Many states got rid of the concept of a common law marriage (which in states that still recognize it is proved by the couple's living together and holding themselves out as husband and wife) because of problems of proof. Mere cohabitation was never enough, nor was having kids. Those states preferred something more objective, like having the couple obtain a marriage license that is signed by someone authorized to conduct a civil marriage and that is filed of record. That way you don't need to find witnesses.
In any event, the government (via its court system) will still be "in the business of marriage" if it is ever called upon to determine who someone's spouse is.
If the fact that government courts might sometimes need to resolve the question of whether someone is or was "married" in order to dispose of some particular matter is sufficient to establish that government is (or should be) "in the business of marriage", then there is literally nothing that government is not (or should not be) "in the business" of, since a definition of any given thing might sometimes need to be addressed in a government court in order to dispose of some particular matter. Thus, if the aforementioned fact warrants the claim that the government is "in the business of marriage", then that claim is capable of meaning pretty much anything at all (or it is essentially meaningless, which amounts to the same thing).
Most marriages have always been in some way explicit, as well as documented and/or witnessed, etc., according to customary sensibilities, traditions, etc.

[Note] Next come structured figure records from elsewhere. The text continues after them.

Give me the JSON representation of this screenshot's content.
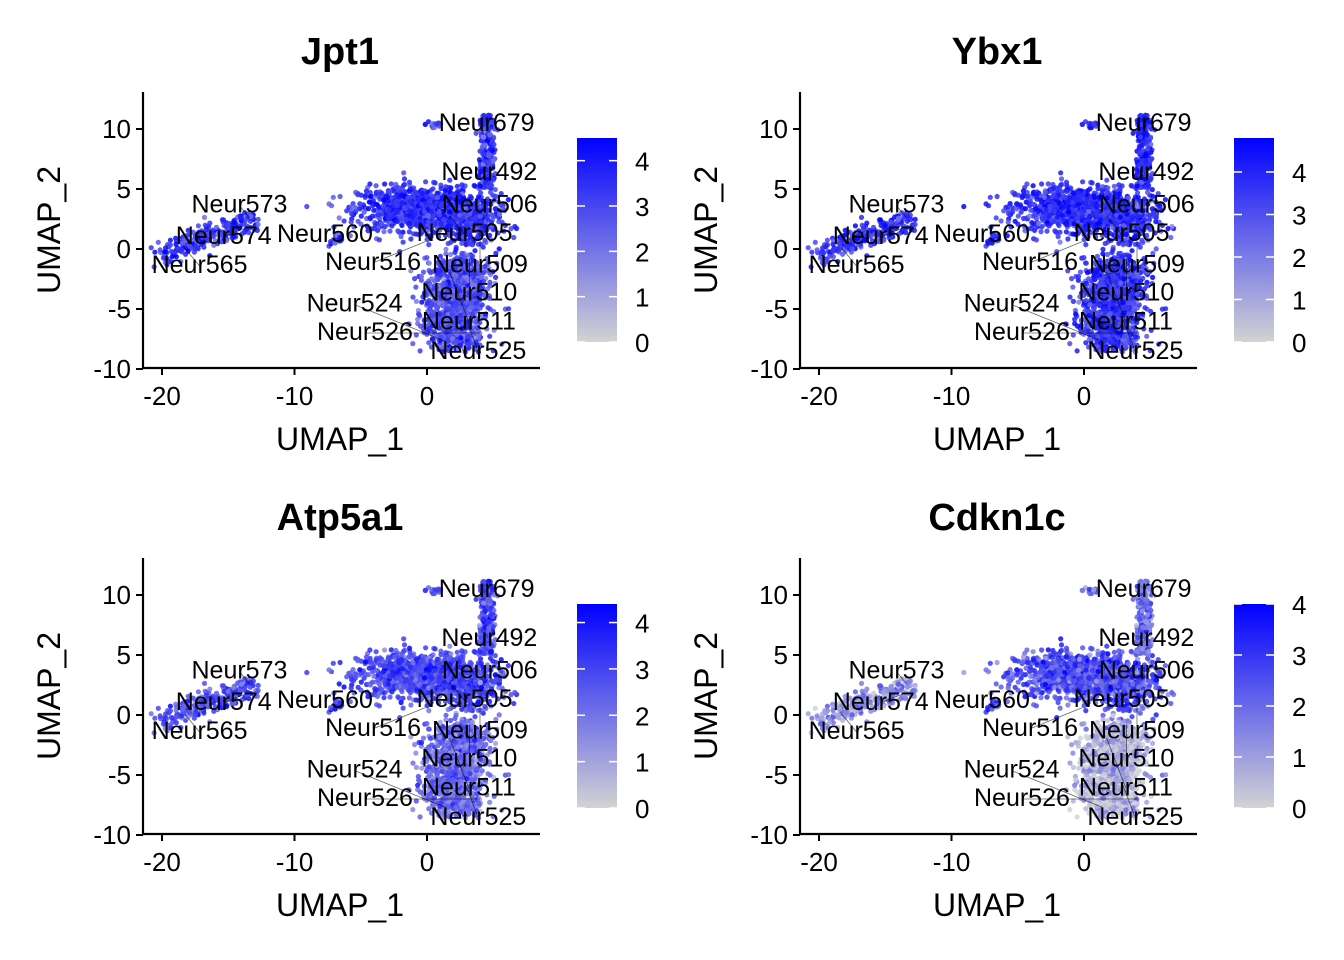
{
  "chart_data": [
    {
      "type": "scatter",
      "title": "Jpt1",
      "xlabel": "UMAP_1",
      "ylabel": "UMAP_2",
      "xlim": [
        -21.4,
        8.5
      ],
      "ylim": [
        -10,
        13.1
      ],
      "xticks": [
        -20,
        -10,
        0
      ],
      "yticks": [
        -10,
        -5,
        0,
        5,
        10
      ],
      "legend": {
        "position": "right",
        "min": 0,
        "max": 4.5,
        "ticks": [
          0,
          1,
          2,
          3,
          4
        ]
      },
      "expression_level": {
        "left_arm": 3.4,
        "center": 3.5,
        "top_strip": 3.4,
        "bottom": 2.9
      },
      "grid": false
    },
    {
      "type": "scatter",
      "title": "Ybx1",
      "xlabel": "UMAP_1",
      "ylabel": "UMAP_2",
      "xlim": [
        -21.4,
        8.5
      ],
      "ylim": [
        -10,
        13.1
      ],
      "xticks": [
        -20,
        -10,
        0
      ],
      "yticks": [
        -10,
        -5,
        0,
        5,
        10
      ],
      "legend": {
        "position": "right",
        "min": 0,
        "max": 4.8,
        "ticks": [
          0,
          1,
          2,
          3,
          4
        ]
      },
      "expression_level": {
        "left_arm": 3.7,
        "center": 3.8,
        "top_strip": 3.8,
        "bottom": 3.6
      },
      "grid": false
    },
    {
      "type": "scatter",
      "title": "Atp5a1",
      "xlabel": "UMAP_1",
      "ylabel": "UMAP_2",
      "xlim": [
        -21.4,
        8.5
      ],
      "ylim": [
        -10,
        13.1
      ],
      "xticks": [
        -20,
        -10,
        0
      ],
      "yticks": [
        -10,
        -5,
        0,
        5,
        10
      ],
      "legend": {
        "position": "right",
        "min": 0,
        "max": 4.4,
        "ticks": [
          0,
          1,
          2,
          3,
          4
        ]
      },
      "expression_level": {
        "left_arm": 2.8,
        "center": 3.0,
        "top_strip": 2.9,
        "bottom": 2.2
      },
      "grid": false
    },
    {
      "type": "scatter",
      "title": "Cdkn1c",
      "xlabel": "UMAP_1",
      "ylabel": "UMAP_2",
      "xlim": [
        -21.4,
        8.5
      ],
      "ylim": [
        -10,
        13.1
      ],
      "xticks": [
        -20,
        -10,
        0
      ],
      "yticks": [
        -10,
        -5,
        0,
        5,
        10
      ],
      "legend": {
        "position": "right",
        "min": 0,
        "max": 4.0,
        "ticks": [
          0,
          1,
          2,
          3,
          4
        ]
      },
      "expression_level": {
        "left_arm": 1.4,
        "center": 2.6,
        "top_strip": 2.0,
        "bottom": 0.6
      },
      "grid": false
    }
  ],
  "cluster_labels": [
    {
      "text": "Neur679",
      "x": 4.5,
      "y": 10.4
    },
    {
      "text": "Neur492",
      "x": 4.8,
      "y": 6.6
    },
    {
      "text": "Neur506",
      "x": 5.1,
      "y": 3.7
    },
    {
      "text": "Neur505",
      "x": 1.7,
      "y": 2.75
    },
    {
      "text": "Neur509",
      "x": 4.0,
      "y": 1.25
    },
    {
      "text": "Neur516",
      "x": -0.15,
      "y": 0.6
    },
    {
      "text": "Neur510",
      "x": 3.2,
      "y": -0.8
    },
    {
      "text": "Neur511",
      "x": 1.7,
      "y": -1.9
    },
    {
      "text": "Neur560",
      "x": -7.7,
      "y": 0.6
    },
    {
      "text": "Neur573",
      "x": -13.4,
      "y": 2.6
    },
    {
      "text": "Neur574",
      "x": -13.7,
      "y": 1.75
    },
    {
      "text": "Neur565",
      "x": -18.3,
      "y": 0.1
    },
    {
      "text": "Neur525",
      "x": 2.9,
      "y": -5.75
    },
    {
      "text": "Neur526",
      "x": 4.0,
      "y": -7.0
    },
    {
      "text": "Neur524",
      "x": 1.4,
      "y": -7.7
    }
  ],
  "colors": {
    "low": "#d3d3d3",
    "high": "#0000ff",
    "axis": "#000000"
  }
}
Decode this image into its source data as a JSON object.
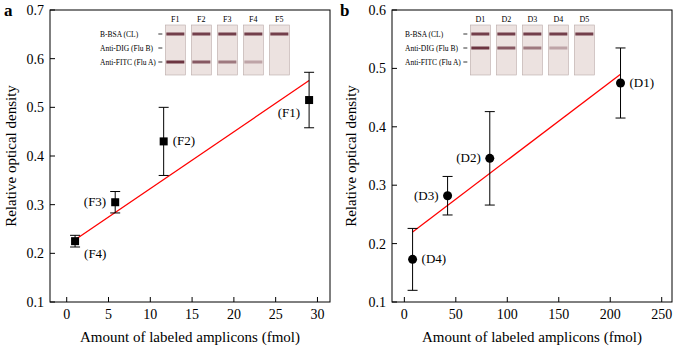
{
  "chart_data": [
    {
      "type": "scatter",
      "panel": "a",
      "x_label": "Amount of labeled amplicons (fmol)",
      "y_label": "Relative optical density",
      "xlim": [
        -2,
        31.5
      ],
      "ylim": [
        0.1,
        0.7
      ],
      "xticks": [
        0,
        5,
        10,
        15,
        20,
        25,
        30
      ],
      "yticks": [
        0.1,
        0.2,
        0.3,
        0.4,
        0.5,
        0.6,
        0.7
      ],
      "series": [
        {
          "type": "scatter",
          "marker": "square",
          "color": "#000000",
          "x": [
            1,
            5.8,
            11.6,
            29
          ],
          "values": [
            0.225,
            0.305,
            0.43,
            0.515
          ],
          "errors": [
            0.012,
            0.022,
            0.07,
            0.057
          ],
          "point_labels": [
            "(F4)",
            "(F3)",
            "(F2)",
            "(F1)"
          ]
        },
        {
          "type": "line",
          "color": "#ff0000",
          "x": [
            1,
            29
          ],
          "values": [
            0.228,
            0.555
          ]
        }
      ],
      "inset": {
        "strip_labels": [
          "F1",
          "F2",
          "F3",
          "F4",
          "F5"
        ],
        "line_labels": [
          "B-BSA (CL)",
          "Anti-DIG (Flu B)",
          "Anti-FITC (Flu A)"
        ]
      }
    },
    {
      "type": "scatter",
      "panel": "b",
      "x_label": "Amount of labeled amplicons (fmol)",
      "y_label": "Relative optical density",
      "xlim": [
        -12,
        260
      ],
      "ylim": [
        0.1,
        0.6
      ],
      "xticks": [
        0,
        50,
        100,
        150,
        200,
        250
      ],
      "yticks": [
        0.1,
        0.2,
        0.3,
        0.4,
        0.5,
        0.6
      ],
      "series": [
        {
          "type": "scatter",
          "marker": "circle",
          "color": "#000000",
          "x": [
            8,
            42,
            83,
            210
          ],
          "values": [
            0.173,
            0.282,
            0.346,
            0.475
          ],
          "errors": [
            0.053,
            0.033,
            0.08,
            0.06
          ],
          "point_labels": [
            "(D4)",
            "(D3)",
            "(D2)",
            "(D1)"
          ]
        },
        {
          "type": "line",
          "color": "#ff0000",
          "x": [
            8,
            210
          ],
          "values": [
            0.22,
            0.49
          ]
        }
      ],
      "inset": {
        "strip_labels": [
          "D1",
          "D2",
          "D3",
          "D4",
          "D5"
        ],
        "line_labels": [
          "B-BSA (CL)",
          "Anti-DIG (Flu B)",
          "Anti-FITC (Flu A)"
        ]
      }
    }
  ]
}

[1] (and this does not for that reason make them any less "objective" than politician-defined marriages). They are perfectly capable of being and remaining so without any need for politicians and bureaucrats to usurp the issue by arrogating to themselves sole (or even any) authority to define or "regularize" the issue for the sake of their own convenience (and power)
[2].
If there are those who (due to a lack of such explicitness, documentation, witnesses, etc.) find themselves unable to adequately establish their status as "spouses" to the satisfaction of some court, then that is their problem, not the court's (or, by extension, the government's). Let such people stand as a cautionary example for others, and as an incentive to avoid such problems in case of later disputes (that is, after all, exactly why marriage customs involving documentation, witnessing, etc. came to be adopted in the first place - not because some politicians thought it was a clever new idea no one had come up with before).
[1] Such customs, traditions, etc. may (and almost certainly will) vary from time, place and/or culture to time, place and/or culture. For example, San Franciscans might well have different standards for what constitutes (or suffices to establish) a marriage than Peorians do - and that is just as it ought to be. Let the cosmopolitan be cosmopolitan and let the provincial be provincial. There are virtues and faults to be found in either, and outside of initiations of force or acts of aggression
[3], neither should be permitted to dictate to the other what it must value (or disvalue).
[2] For example, I am sure it is quite convenient to the state for there to be some state-appointed (or state-approved) persons who are exclusively "authorized to conduct a civil marriage" to the exclusion of all others (especially in order for the state to collect, compile, and control information about private citizens - or to wield greater power over whom is permitted to marry whom, as in the case of anti-miscegenation or anti-gay-marriage policies). I'm just not seeing why it is necessary (as distinct from convenient) in order to be able to adequately establish whether someone is or was married (which is quite able to be done without the involvement of superfluous, specially-authorized bureaucrats).
[3] And even in the matter of "initiations of force or acts of aggression", there will at the very least still be cultural and jurisprudential differences on the margins (e.g., over what are and are not "fighting words"). Libertarians
qua libertarians do not and can not have a "theory of everything", and neither do or can the feds (try as they might to the contrary) - and that includes things like "marriage".